В ноябре 1943 г. на севере Италии была провозглашена Республика Сало, или Итальянская социальная республика. Созданное Республиканской фашистской партией, новое псевдогосударство объявило себя левым и антикапиталистическим. Поскольку немцы опасались, что такая «левизна» отрицательно скажется на военном производстве, они направили радикализм левых в русло все того же антисемитизма. Примерно так же была переформатирована идеология немецких СА в 1930-е г.г. (это мы обсуждали в главе 7). Парамилитарные отряды Сало устроили кровавую баню и евреям, и всем заподозренным в связях с партизанами. Большинство карабинеров и призывников отнеслись к этим погромам без энтузиазма. Самые рьяные головорезы, примерно 2 тысячи человек, освободили эсесовцев от неблагодарной задачи последних еврейских депортаций. Некоторые радикалы были просто солдатами удачи, другие африканскими чернорубашечниками, членами Добровольной милиции национальной безопасности (MSVN), пара- милитарными полицейскими формированиями. Ветераны фашизма узрели врага в чуждом народе – это было последствием африканских войн и собственных нацистских убеждений. Снова появилось на свет старое пугало «жидоболь- шевизма». Сьюзан Дзукотти называет их «фанатичными фашистами... озлобленными изуверами, которым нечего было терять и некуда было идти... идеалистами, приспособленцами, садистами, уголовным отребьем, авантюристами, недозрелыми юнцами» (Zucotti, 1987: 148-154; Bemardini, 1989; Fargion, 1989; Hilberg, 1978: 421-432; Ledeen, 1989). Такой набор эпитетов звучит не очень убедительно, и социальный генезис этих военных преступников остается туманным. Многие из них были судимы после войны, архивные дела ждут своих исследователей. Ясно одно: и в Африке, и в Италии настоящие фашисты пролили больше крови, чем обычные итальянцы.

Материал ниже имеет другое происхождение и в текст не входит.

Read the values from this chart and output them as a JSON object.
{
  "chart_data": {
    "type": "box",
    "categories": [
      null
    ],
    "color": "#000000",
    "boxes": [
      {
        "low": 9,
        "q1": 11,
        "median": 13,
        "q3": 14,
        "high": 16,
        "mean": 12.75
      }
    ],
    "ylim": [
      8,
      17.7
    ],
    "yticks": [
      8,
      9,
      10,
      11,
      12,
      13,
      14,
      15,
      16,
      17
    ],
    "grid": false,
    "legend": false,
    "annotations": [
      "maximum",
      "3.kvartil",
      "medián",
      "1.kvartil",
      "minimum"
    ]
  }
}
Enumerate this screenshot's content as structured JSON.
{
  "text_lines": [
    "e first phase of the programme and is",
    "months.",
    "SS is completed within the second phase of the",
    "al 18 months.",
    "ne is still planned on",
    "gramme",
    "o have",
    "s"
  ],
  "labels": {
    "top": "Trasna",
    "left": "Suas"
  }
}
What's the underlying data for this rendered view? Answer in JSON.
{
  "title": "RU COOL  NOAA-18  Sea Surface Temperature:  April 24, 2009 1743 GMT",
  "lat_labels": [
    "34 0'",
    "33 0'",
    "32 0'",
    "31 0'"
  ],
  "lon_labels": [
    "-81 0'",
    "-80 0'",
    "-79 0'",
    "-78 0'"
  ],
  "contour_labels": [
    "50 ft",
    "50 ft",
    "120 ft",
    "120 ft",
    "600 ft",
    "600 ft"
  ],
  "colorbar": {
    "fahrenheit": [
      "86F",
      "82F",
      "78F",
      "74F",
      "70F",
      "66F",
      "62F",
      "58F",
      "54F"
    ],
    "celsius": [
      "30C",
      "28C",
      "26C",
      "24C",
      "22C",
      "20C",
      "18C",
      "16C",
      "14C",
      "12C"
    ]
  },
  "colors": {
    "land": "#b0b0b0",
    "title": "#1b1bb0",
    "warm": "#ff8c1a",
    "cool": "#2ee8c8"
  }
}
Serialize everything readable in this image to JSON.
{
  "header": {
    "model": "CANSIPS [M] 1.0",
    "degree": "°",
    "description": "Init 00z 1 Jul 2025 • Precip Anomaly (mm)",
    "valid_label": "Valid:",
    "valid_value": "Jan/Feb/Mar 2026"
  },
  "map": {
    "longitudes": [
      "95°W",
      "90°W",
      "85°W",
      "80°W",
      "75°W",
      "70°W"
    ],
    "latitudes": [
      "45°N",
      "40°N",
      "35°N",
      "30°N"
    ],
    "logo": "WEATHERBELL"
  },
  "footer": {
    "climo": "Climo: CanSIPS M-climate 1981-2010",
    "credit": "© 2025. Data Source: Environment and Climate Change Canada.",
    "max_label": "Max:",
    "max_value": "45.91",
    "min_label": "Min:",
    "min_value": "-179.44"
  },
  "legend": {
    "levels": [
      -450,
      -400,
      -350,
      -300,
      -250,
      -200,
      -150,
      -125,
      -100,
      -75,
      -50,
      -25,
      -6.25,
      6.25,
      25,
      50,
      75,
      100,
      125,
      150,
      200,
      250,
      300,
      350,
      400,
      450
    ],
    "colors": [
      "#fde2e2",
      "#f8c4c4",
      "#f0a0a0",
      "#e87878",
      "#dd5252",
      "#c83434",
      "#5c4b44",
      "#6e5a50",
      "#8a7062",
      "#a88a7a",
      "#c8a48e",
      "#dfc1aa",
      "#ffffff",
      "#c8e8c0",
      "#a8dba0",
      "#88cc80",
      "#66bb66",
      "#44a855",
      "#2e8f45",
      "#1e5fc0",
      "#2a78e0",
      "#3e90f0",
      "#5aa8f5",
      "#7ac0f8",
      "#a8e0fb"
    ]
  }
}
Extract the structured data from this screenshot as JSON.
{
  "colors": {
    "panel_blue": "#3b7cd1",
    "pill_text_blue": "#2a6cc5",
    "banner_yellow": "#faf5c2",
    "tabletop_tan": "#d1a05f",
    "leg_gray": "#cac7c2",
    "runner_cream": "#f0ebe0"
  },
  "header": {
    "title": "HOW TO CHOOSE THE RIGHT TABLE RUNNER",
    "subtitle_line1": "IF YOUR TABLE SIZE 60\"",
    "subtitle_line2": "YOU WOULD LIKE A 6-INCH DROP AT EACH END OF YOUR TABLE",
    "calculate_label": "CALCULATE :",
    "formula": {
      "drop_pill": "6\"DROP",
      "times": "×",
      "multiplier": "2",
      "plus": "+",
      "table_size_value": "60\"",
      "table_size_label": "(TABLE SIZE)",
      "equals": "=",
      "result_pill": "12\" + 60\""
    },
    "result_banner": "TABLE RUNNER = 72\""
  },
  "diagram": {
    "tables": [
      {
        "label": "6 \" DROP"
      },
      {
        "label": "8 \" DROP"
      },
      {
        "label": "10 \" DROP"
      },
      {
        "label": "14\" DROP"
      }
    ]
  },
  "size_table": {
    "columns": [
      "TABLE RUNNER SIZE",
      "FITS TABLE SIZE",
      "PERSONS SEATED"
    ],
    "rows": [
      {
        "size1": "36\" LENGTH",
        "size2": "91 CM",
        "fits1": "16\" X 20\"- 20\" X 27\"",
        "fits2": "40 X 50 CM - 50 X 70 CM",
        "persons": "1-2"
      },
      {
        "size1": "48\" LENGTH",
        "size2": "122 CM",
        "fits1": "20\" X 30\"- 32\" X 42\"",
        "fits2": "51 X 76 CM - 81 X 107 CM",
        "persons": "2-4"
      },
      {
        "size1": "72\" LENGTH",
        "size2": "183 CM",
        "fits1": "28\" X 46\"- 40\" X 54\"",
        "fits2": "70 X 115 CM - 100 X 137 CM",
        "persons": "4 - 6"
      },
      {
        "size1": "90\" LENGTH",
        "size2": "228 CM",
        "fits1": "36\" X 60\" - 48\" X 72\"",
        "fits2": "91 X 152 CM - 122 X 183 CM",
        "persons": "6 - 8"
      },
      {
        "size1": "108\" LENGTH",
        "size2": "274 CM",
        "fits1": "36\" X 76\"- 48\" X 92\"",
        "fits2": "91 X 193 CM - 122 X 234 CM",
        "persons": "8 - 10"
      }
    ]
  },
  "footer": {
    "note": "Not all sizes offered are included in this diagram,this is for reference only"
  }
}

ЗАКЛЮЧЕНИЕ. СОЮЗНИКИ И ПОМОЩНИКИ ГЕРМАНИИ: СОЦИАЛЬНАЯ СТРУКТУРА ИСПОЛНИТЕЛЕЙ ГЕНОЦИДА

В период между Первой и Второй мировыми войнами почти все восточноевропейские страны еще больше приблизились к концепции органической демократии, описанной в главе 3. Новые правительства, появившиеся после 1918 г., создавались как представительные и стремящиеся к либеральной демократии, тем не менее в привилегированном положении всегда находилась доминирующая (обычно титульная) этническая группа. Польша существовала для поляков, Румыния для румын и так далее. Политические партии большинства или меньшинства позиционировали себя как националистические, представляющие весь народ как единую нацию. Но это не мешало им проводить дискриминационную политику в отношении других этнических групп. Партии национальных меньшинств отказались от мультикультурализма (сдали первую линию обороны) и перешли к узконационалистической политике и попыткам создать свою государственность. Украинские и хорватские националисты отличались особой авторитарностью. Возникшие в Европе режимы соответствуют предложенным мною тезисам 1а и 1в: ратуя на словах за демократию, на деле они шли к этническим чисткам. Самый кровопролитный период борьбы за национальную и расовую чистоту пришелся на Вторую мировую войну, и страны, где разворачивались эти события, были отнюдь не демократическими. В тот же период на историческую сцену вышла нацистская Германия.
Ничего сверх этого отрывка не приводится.